A year ago, this dataset of receipts was post on Kaggle . The challenge was to generate a model to predict the cuisine type for a receipt. The dataset, was provide by yummly. Before to see how well different approach perform to predict the cuisine, I had the idea to apply distributed word vectors word2vec to this dataset.
Word2vec, in a very high level, is an algorithm capable to learn the relationship between words using the context (neighbouring words) they appear in sentences. After training the model, it produces a vector for each word with encodes characteristics of it. Using these vectors, we can cluster the words in or library, or even do operations. The classic example of the latter is; “king – man + woman = queen.”
Word2vec uses recurrent neural networks to learn, then usually works better with huge datasets (billions of words), but we will see how it performs with the cooking dataset, where each receipt will be a sentence. One of the best features of this algorithm published by Google is the speed. Other recurrent neural networks had been proposed, however they were insanely CPU time consuming. If you want more detailed information about this, I strongly suggest you to read about here, here and here. Also, if you want to check in detail what I have done, please visit the notebook of this post in my Github.

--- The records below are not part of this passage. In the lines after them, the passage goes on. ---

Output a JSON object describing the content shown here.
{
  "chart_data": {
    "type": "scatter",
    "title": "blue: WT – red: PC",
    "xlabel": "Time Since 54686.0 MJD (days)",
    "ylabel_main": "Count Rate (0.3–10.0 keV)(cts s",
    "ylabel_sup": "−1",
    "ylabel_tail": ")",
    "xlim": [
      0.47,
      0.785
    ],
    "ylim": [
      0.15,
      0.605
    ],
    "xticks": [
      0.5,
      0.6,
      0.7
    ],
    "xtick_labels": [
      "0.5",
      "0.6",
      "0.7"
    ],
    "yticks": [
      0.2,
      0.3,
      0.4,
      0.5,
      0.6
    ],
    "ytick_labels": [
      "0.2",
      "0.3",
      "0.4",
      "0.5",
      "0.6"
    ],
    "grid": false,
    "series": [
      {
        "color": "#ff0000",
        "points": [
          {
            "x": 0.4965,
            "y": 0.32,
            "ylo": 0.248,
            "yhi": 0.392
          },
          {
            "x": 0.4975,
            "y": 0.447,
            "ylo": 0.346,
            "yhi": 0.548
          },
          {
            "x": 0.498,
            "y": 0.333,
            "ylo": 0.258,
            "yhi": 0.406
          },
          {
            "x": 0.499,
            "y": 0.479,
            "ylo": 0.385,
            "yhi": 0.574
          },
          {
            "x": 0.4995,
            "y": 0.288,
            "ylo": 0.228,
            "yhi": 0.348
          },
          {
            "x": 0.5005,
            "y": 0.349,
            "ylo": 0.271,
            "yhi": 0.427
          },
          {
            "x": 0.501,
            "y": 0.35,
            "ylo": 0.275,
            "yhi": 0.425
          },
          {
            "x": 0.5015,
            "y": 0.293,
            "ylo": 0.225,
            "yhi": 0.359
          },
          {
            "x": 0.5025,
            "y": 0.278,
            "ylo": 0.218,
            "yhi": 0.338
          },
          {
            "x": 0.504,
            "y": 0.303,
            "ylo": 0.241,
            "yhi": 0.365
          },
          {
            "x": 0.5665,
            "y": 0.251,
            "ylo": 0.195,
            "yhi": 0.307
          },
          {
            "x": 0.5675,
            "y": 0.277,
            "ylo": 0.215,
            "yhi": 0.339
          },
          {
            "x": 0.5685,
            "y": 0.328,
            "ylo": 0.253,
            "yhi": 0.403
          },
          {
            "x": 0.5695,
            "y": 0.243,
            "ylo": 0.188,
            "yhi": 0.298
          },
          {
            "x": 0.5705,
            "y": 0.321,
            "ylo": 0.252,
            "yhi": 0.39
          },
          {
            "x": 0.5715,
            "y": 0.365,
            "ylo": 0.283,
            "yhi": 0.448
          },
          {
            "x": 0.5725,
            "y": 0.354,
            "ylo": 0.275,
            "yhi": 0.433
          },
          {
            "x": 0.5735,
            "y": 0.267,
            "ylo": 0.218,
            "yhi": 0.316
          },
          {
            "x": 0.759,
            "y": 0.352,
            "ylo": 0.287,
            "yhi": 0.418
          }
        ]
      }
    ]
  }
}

First of all, although this dataset is probably quite clean, do a general exploration of our data is really good habit, no matter what kind of model you will apply to them. Plot a few frequencies and means can provide a value information of all sorts about potential problems, bias, typos, etc.
The training dataset, contains almost 40K receipts, of 20 different kinds of cuisine, and around 6K ingredients. Let see how many receipts are by cuisine type. As we can see in the first plot, Italian and Mexican receipts represent more than a third of the entire dataset. So, it is probable that this will affect how our vectors form. It is good to keep this on mind for this or any other further model we apply to this dataset. So far, we will ignore this bias, next check if there is a bias on the size of the receipts.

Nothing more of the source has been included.